Maria
Helena Figueiredo
Quando o trabalho nos entra pela casa
dentro
O Covid19 veio introduzir mudanças profundas nas nossas
relações interpessoais, mudanças que vão perdurar por algum tempo. Mas foi nas
relações de trabalho, na área dos serviços, que a mudança introduzida está já a
ter repercussões mais significativas com o recurso generalizado ao
teletrabalho.
A generalização do teletrabalho, que tem sido muito aplaudida, é
de facto, neste momento, uma solução para obviar à paralisação de muitos
sectores e manutenção dos postos de trabalho, mas é preciso ter atenção ao
cumprimento de regras, em especial o respeito pelos tempos de trabalho e de
descanso, sob pena de estarem a ser criadas novas formas de exploração dos
trabalhadores e trabalhadoras.
O teletrabalho estava já previsto quer no Código do Trabalho quer
na Lei Geral de Trabalho em Funções Públicas, como via de flexibilização dos
regimes de trabalho e conciliação da vida familiar com a vida profissional, mas
anteriormente ao Covid19 raramente as entidades patronais – as públicas e as
privadas – aceitavam a sua realização por acharem que perdiam o controlo do
trabalhador.
Mas com o sucesso da experiência actual, muitas entidades
patronais começam já a ver nesta modalidade de trabalho, não um instrumento de
flexibilização do trabalho, mas apenas uma oportunidade de redução de custos de
funcionamento das empresas.
Por exemplo, o teletrabalho reduz significativamente a necessidade
de espaço de escritório, bem como encargos com energia, água ou materiais de
limpeza, que passam a ser assumidos pelo trabalhador na sua casa. Também, de
acordo com alguns estudos, os trabalhadores em trabalho remoto são mais
produtivos e tendem a trabalhar mais horas por dia.
Ora, esse aumento de produtividade tem de decorrer da
flexibilização e da melhor conciliação da vida profissional com a vida pessoal
e não da prestação de mais horas de trabalho ou da ideia de que os
trabalhadores estando em casa estão disponíveis a qualquer hora ou todos os
dias da semana.
De acordo com um estudo recentemente divulgado pelo INE cerca de
57% dos trabalhadores por conta de outrem tinham sido contactados pela entidade
patronal ou chefia fora do horário de trabalho.

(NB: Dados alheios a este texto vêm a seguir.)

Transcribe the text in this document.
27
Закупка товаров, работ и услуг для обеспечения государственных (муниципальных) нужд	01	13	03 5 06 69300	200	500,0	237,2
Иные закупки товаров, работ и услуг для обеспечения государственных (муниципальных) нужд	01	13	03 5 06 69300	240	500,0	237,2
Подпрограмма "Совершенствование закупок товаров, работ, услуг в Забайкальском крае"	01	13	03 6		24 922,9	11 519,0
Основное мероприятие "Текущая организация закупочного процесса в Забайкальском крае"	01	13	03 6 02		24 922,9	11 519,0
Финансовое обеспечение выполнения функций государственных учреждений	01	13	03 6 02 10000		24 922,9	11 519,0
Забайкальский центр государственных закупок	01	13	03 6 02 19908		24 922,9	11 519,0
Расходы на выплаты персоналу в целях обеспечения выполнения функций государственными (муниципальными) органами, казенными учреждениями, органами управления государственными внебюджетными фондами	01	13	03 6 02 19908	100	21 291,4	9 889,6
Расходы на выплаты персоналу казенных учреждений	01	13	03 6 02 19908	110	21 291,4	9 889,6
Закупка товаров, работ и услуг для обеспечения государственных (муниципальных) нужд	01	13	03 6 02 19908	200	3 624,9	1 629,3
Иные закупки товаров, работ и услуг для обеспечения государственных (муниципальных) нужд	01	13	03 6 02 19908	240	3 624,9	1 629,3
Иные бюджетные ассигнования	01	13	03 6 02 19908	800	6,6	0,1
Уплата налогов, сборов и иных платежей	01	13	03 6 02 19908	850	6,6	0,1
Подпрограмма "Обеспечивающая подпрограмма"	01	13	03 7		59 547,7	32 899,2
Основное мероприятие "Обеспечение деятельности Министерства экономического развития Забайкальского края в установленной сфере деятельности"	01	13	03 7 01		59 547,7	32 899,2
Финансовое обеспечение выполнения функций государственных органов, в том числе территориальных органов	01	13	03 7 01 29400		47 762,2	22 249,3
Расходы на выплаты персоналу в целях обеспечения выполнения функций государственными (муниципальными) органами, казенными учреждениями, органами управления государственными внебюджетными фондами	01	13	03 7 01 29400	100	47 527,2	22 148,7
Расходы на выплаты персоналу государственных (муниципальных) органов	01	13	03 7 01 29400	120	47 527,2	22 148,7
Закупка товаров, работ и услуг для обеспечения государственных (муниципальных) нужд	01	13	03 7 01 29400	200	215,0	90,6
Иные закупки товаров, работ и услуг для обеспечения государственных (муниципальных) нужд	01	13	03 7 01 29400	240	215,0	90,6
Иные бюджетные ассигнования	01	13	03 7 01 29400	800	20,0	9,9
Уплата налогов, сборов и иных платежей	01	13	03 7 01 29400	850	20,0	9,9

Em casa é mais difícil salvaguardar o “horário de trabalho” mas
importa ter consciência de que os trabalhadores têm direito a desligar-se –
seja do telefone seja do computador – e que há tempos para trabalhar e tempos
para a família e para descansar, sob pena de a confusão entre a vida
profissional e a vida familiar lhes transformar o dia a dia num inferno.
Há que salientar e prevenir um outro aspecto muito negativo que o
teletrabalho induz: o isolamento dos trabalhadores e trabalhadoras.
A falta de contacto, pessoal e directo, com colegas não permite
nem propicia a troca de ideias e o desenvolvimento pessoal, mas sobretudo
desprotege os trabalhadores, que passam a estar sozinhos na sua relação com o
chefe ou o patrão, sujeitos a pressões e abusos, sem rede de solidariedade
entre si e com menor possibilidade de intervenção das suas organizações
representativas, as comissões de trabalhadores e os sindicatos.
Sim, o teletrabalho tem aspectos positivos e, em certas
circunstâncias e profissões, pode ser uma alternativa, mas não deve ser pervertido
nem encarado como a forma de trabalho do futuro e menos ainda como o novo
“normal” das relações laborais.
Continuem a proteger-se e até para a semana!